To You, Your Father Should Be as a God

A young boy in the village looked upon the empty bed in an empty room where his mother used to sleep. His young face, no older than eleven or twelve years, was stoic as he took in the full bareness of the room that no longer held his mother's warm presence. He stood like a marble sculpture like those made by his father whose immense strength carved often for the village and even for nobility at Courtside.

"She's gone, boy," the intimidating and almost frightening voice of his father spat from behind him. His father often had the ability to make people cower when he was in this mood, but the boy was unflinching in his vigil. He knew his father was a passionate man. "Selfish pig," his father added as he went back to his work outside the home.

The father was a man of intensity that was often feared by others. The boy followed him often even as an infant and saw his many deeds. His father's strength was never questioned, and he never feared for safety because no one dared cross the man that towered like a mountain all his life. And the boy knew his father was a passionate man.

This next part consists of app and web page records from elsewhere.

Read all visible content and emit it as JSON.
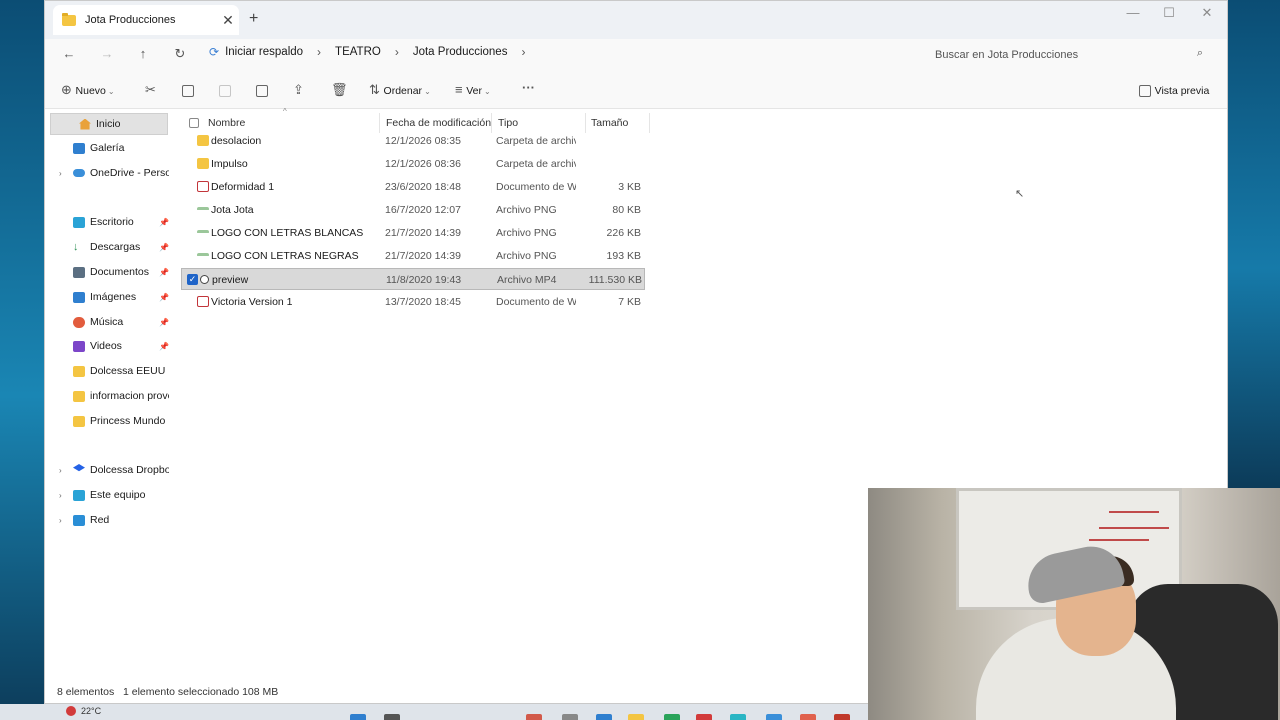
{
  "window": {
    "tab_title": "Jota Producciones",
    "tab_close": "✕",
    "new_tab": "+",
    "controls": {
      "minimize": "—",
      "maximize": "☐",
      "close": "✕"
    }
  },
  "nav": {
    "back": "←",
    "forward": "→",
    "up": "↑",
    "refresh": "↻",
    "breadcrumb": [
      "Iniciar respaldo",
      "TEATRO",
      "Jota Producciones"
    ],
    "search_placeholder": "Buscar en Jota Producciones"
  },
  "toolbar": {
    "new_label": "Nuevo",
    "sort_label": "Ordenar",
    "view_label": "Ver",
    "more": "···",
    "preview_label": "Vista previa"
  },
  "sidebar": {
    "items": [
      {
        "label": "Inicio",
        "icon": "home-icon",
        "active": true
      },
      {
        "label": "Galería",
        "icon": "gallery-icon"
      },
      {
        "label": "OneDrive - Persona",
        "icon": "onedrive-icon",
        "expand": true
      },
      {
        "label": "Escritorio",
        "icon": "desktop-icon",
        "pinned": true
      },
      {
        "label": "Descargas",
        "icon": "download-icon",
        "pinned": true
      },
      {
        "label": "Documentos",
        "icon": "documents-icon",
        "pinned": true
      },
      {
        "label": "Imágenes",
        "icon": "pictures-icon",
        "pinned": true
      },
      {
        "label": "Música",
        "icon": "music-icon",
        "pinned": true
      },
      {
        "label": "Videos",
        "icon": "videos-icon",
        "pinned": true
      },
      {
        "label": "Dolcessa EEUU",
        "icon": "folder-icon"
      },
      {
        "label": "informacion provee",
        "icon": "folder-icon"
      },
      {
        "label": "Princess Mundo Im",
        "icon": "folder-icon"
      },
      {
        "label": "Dolcessa Dropbox",
        "icon": "dropbox-icon",
        "expand": true
      },
      {
        "label": "Este equipo",
        "icon": "pc-icon",
        "expand": true
      },
      {
        "label": "Red",
        "icon": "network-icon",
        "expand": true
      }
    ]
  },
  "columns": {
    "name": "Nombre",
    "date": "Fecha de modificación",
    "type": "Tipo",
    "size": "Tamaño"
  },
  "files": [
    {
      "name": "desolacion",
      "date": "12/1/2026 08:35",
      "type": "Carpeta de archivos",
      "size": "",
      "kind": "folder"
    },
    {
      "name": "Impulso",
      "date": "12/1/2026 08:36",
      "type": "Carpeta de archivos",
      "size": "",
      "kind": "folder"
    },
    {
      "name": "Deformidad 1",
      "date": "23/6/2020 18:48",
      "type": "Documento de W...",
      "size": "3 KB",
      "kind": "word"
    },
    {
      "name": "Jota Jota",
      "date": "16/7/2020 12:07",
      "type": "Archivo PNG",
      "size": "80 KB",
      "kind": "png"
    },
    {
      "name": "LOGO CON LETRAS BLANCAS",
      "date": "21/7/2020 14:39",
      "type": "Archivo PNG",
      "size": "226 KB",
      "kind": "png"
    },
    {
      "name": "LOGO CON LETRAS NEGRAS",
      "date": "21/7/2020 14:39",
      "type": "Archivo PNG",
      "size": "193 KB",
      "kind": "png"
    },
    {
      "name": "preview",
      "date": "11/8/2020 19:43",
      "type": "Archivo MP4",
      "size": "111.530 KB",
      "kind": "mp4",
      "selected": true
    },
    {
      "name": "Victoria Version 1",
      "date": "13/7/2020 18:45",
      "type": "Documento de W...",
      "size": "7 KB",
      "kind": "word"
    }
  ],
  "status": {
    "count": "8 elementos",
    "selection": "1 elemento seleccionado  108 MB"
  },
  "taskbar": {
    "weather": "22°C"
  },
  "colors": {
    "accent": "#1f64c8",
    "folder": "#f4c542",
    "selected_row": "#d9d9d9"
  }
}
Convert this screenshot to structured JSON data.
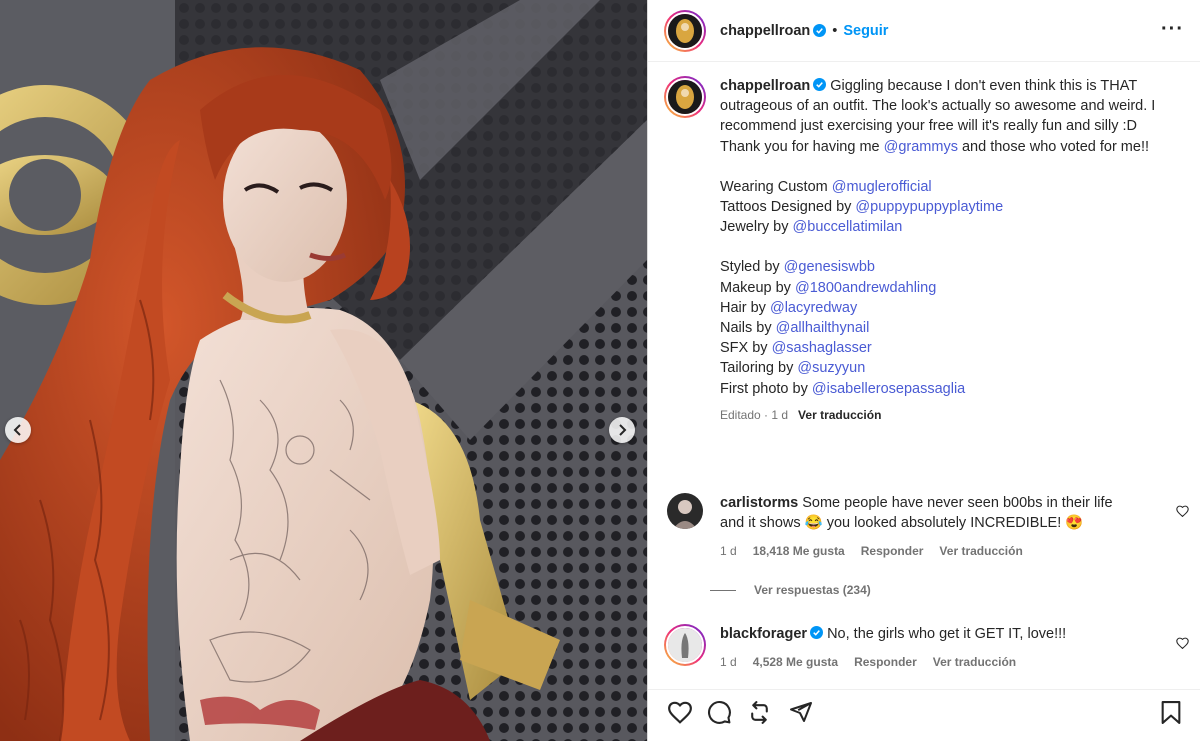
{
  "post": {
    "author": "chappellroan",
    "follow_label": "Seguir",
    "dot": "•",
    "more_label": "···"
  },
  "caption": {
    "author": "chappellroan",
    "line1": "Giggling because I don't even think this is THAT outrageous of an outfit. The look's actually so awesome and weird. I recommend just exercising your free will it's really fun and silly :D",
    "thanks_prefix": "Thank you for having me ",
    "thanks_mention": "@grammys",
    "thanks_suffix": " and those who voted for me!!",
    "credits1": [
      {
        "label": "Wearing Custom ",
        "mention": "@muglerofficial"
      },
      {
        "label": "Tattoos Designed by ",
        "mention": "@puppypuppyplaytime"
      },
      {
        "label": "Jewelry by ",
        "mention": "@buccellatimilan"
      }
    ],
    "credits2": [
      {
        "label": "Styled by ",
        "mention": "@genesiswbb"
      },
      {
        "label": "Makeup by ",
        "mention": "@1800andrewdahling"
      },
      {
        "label": "Hair by ",
        "mention": "@lacyredway"
      },
      {
        "label": "Nails by ",
        "mention": "@allhailthynail"
      },
      {
        "label": "SFX by ",
        "mention": "@sashaglasser"
      },
      {
        "label": "Tailoring by ",
        "mention": "@suzyyun"
      },
      {
        "label": "First photo by ",
        "mention": "@isabellerosepassaglia"
      }
    ],
    "edited": "Editado · 1 d",
    "translate": "Ver traducción"
  },
  "comments": [
    {
      "user": "carlistorms",
      "text": "Some people have never seen b00bs in their life and it shows 😂 you looked absolutely INCREDIBLE! 😍",
      "time": "1 d",
      "likes": "18,418 Me gusta",
      "reply": "Responder",
      "translate": "Ver traducción",
      "verified": false
    },
    {
      "user": "blackforager",
      "text": "No, the girls who get it GET IT, love!!!",
      "time": "1 d",
      "likes": "4,528 Me gusta",
      "reply": "Responder",
      "translate": "Ver traducción",
      "verified": true
    }
  ],
  "replies_label": "Ver respuestas (234)",
  "colors": {
    "accent": "#0095f6",
    "mention": "#4a5bd4",
    "verified": "#0095f6",
    "hair": "#b8421f",
    "background": "#3c3c40"
  },
  "icons": [
    "heart-icon",
    "comment-icon",
    "repost-icon",
    "share-icon",
    "bookmark-icon",
    "verified-icon",
    "chevron-left-icon",
    "chevron-right-icon",
    "more-icon"
  ]
}
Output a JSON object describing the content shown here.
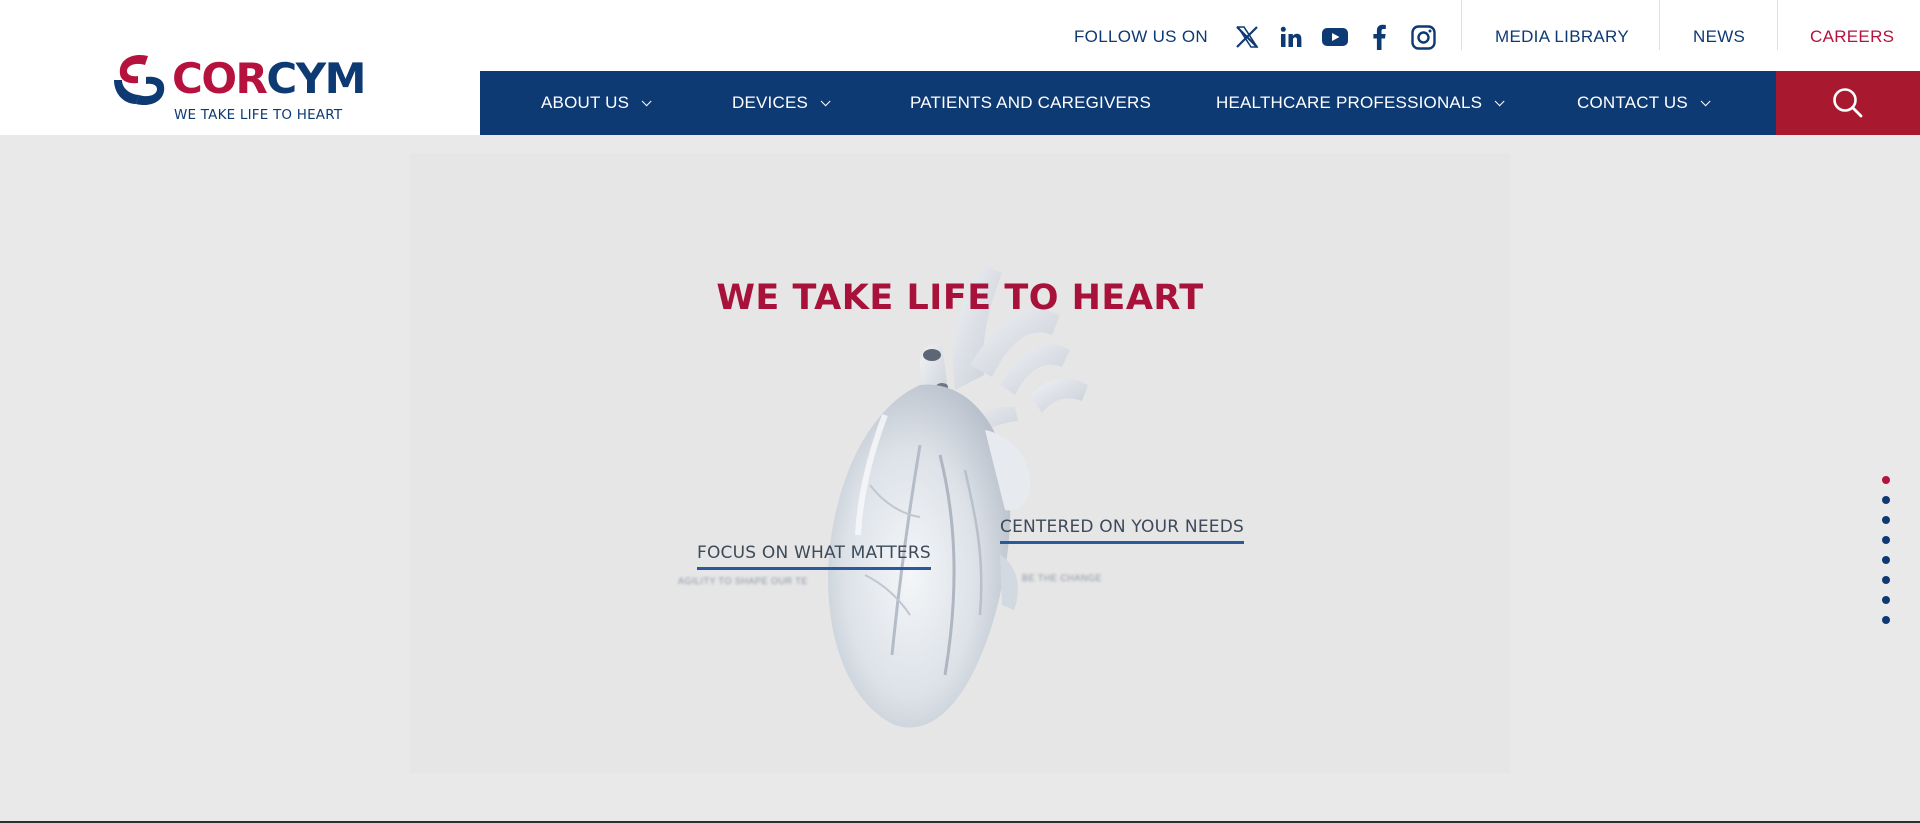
{
  "brand": {
    "logo_word_part1": "COR",
    "logo_word_part2": "CYM",
    "tagline": "WE TAKE LIFE TO HEART",
    "color_primary": "#0e3a73",
    "color_accent": "#b5123e"
  },
  "utility": {
    "follow_label": "FOLLOW US ON",
    "social_icons": [
      "x-icon",
      "linkedin-icon",
      "youtube-icon",
      "facebook-icon",
      "instagram-icon"
    ],
    "links": [
      "MEDIA LIBRARY",
      "NEWS",
      "CAREERS"
    ]
  },
  "nav": {
    "items": [
      {
        "label": "ABOUT US",
        "dropdown": true
      },
      {
        "label": "DEVICES",
        "dropdown": true
      },
      {
        "label": "PATIENTS AND CAREGIVERS",
        "dropdown": false
      },
      {
        "label": "HEALTHCARE PROFESSIONALS",
        "dropdown": true
      },
      {
        "label": "CONTACT US",
        "dropdown": true
      }
    ],
    "search_icon": "search-icon"
  },
  "hero": {
    "title": "WE TAKE LIFE TO HEART",
    "link_left": "FOCUS ON WHAT MATTERS",
    "link_left_sub": "AGILITY TO SHAPE OUR TE",
    "link_right": "CENTERED ON YOUR NEEDS",
    "link_right_sub": "BE THE CHANGE"
  },
  "slides": {
    "total": 8,
    "active_index": 0
  }
}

The boy still stood there in thought through the passing of the day still in the empty room without his mother. He remembered her last embrace and kiss goodnight amidst his studies of spells. She was the one to embrace his early signs of aptitude in the art of Magic and nurture it like a young flame. And the next morning, she was gone.

But she had not departed in death, but ran into the night without warning leaving all her life behind. The boy kept thinking he would rather she had died. Leaving him behind with conscious purpose broke him far greater.

"My baby boy," the boy heard his mother's voice behind him. He hadn't even noticed the passage of day into night, but there he was in the light of the moon seeing his mother's face. She held him tightly and desperately as tears poured through her blackened eyes. "I found a place for us. So come with me now, but be very quiet."

The boy came back to himself from the far away he had been since she left. He saw her broken face and the mix of old scars among new cuts over her exposed arms. His father was a passionate man, the boy always knew that, and he registered then that his mother had come back to him and what she had done.

But he was not relieved. He was burned deeply by the betrayal he felt deep in his spirit knowing how easily she left him, how easily she took her love away from him. Instead his face hardened further in his pain against this woman he trusted, loved so entirely, and who wounded him so easily.

"You left me, mom. You just…left me behind. Didn't even say a word."

"Shhh, baby. I am so sorry, but you know I had to. I was just finding a place to hide, a place that would take us in safety. And I found it now. I knew he wouldn't…not to you." She grabbed her precious son's hand and pulled for him to follow. "Please, baby, we don't have a lot of time. I don't know where he is."

The boy was unmoving against her please. His body stood rooted in place and paid no mind to the hurt and panic that spread across his mother's face. "You know I love you, and you still left. Do you even really love me at all, or are you taking me away to hurt him?"

Sweat poured down his mother's face as she was filled with panic over so much time wasted and the pangs of her child's words. "You know I love you!" she whispered quietly but fiercely. "With all my heart I love you."

"I don't believe you. You certainly aren't acting like you do, like you ever did. You want to take me away from my books, my things, my security, and my father who loves me! And he loves you too." The boy could see all the color leave from his mother's face.

He knew his father was a passionate man.

"Your father…"

"My father, who is part of me, loves me, and he loves you so very much. He loves you even when you speak to other men in the village, he loves you even when you're late with dinner, and he loves you even when you don't understand him. He loves you because you are a part of me, too. If you don't love him," tears pushed from the boys eyes if not from his heart, "do you even really love me?"

The woman fell to her knees before her son who she could see was suffering. Her child's every word cutting like death into her heart.

"You ran away from us, and you didn't even try to be better for father and me who love you so much."

The woman was broken completely then, and she felt such shame and guilt over hearing what she had done to her baby boy. "I'm so sorry, my baby boy. I was so wrong. Please believe I didn't want to make you feel this way."

"Then you'll stay here with me?"

"I will stay," the woman said through painful sobs. To ease her son's doubting face, she kissed him and went into her bed as proof. She watched in torment as her hardened boy accepted her gesture and walked out of the room into the darkened hall.

The boy sensed his father's imposing aura even before he spoke from the darkness outside the door. "I'm impressed, boy." He said quietly but with genuine pride. "You did with words what I haven't been able to do with all I've done." His father stepped from the darkness towards his boy with his usual intense expression. "You really are something, far smarter than I gave you credit for."

His son just looked up at his father. He knew his father was a passionate man. "Just try not to screw it up." He had never been much afraid of his father, but now he had no trace of it. And his father knew it. He looked at his boy proud of the man in strength his had sculpted, and knew that this was his greatest creation.

"You know, I think you're going to be far more powerful than we thought, Durai."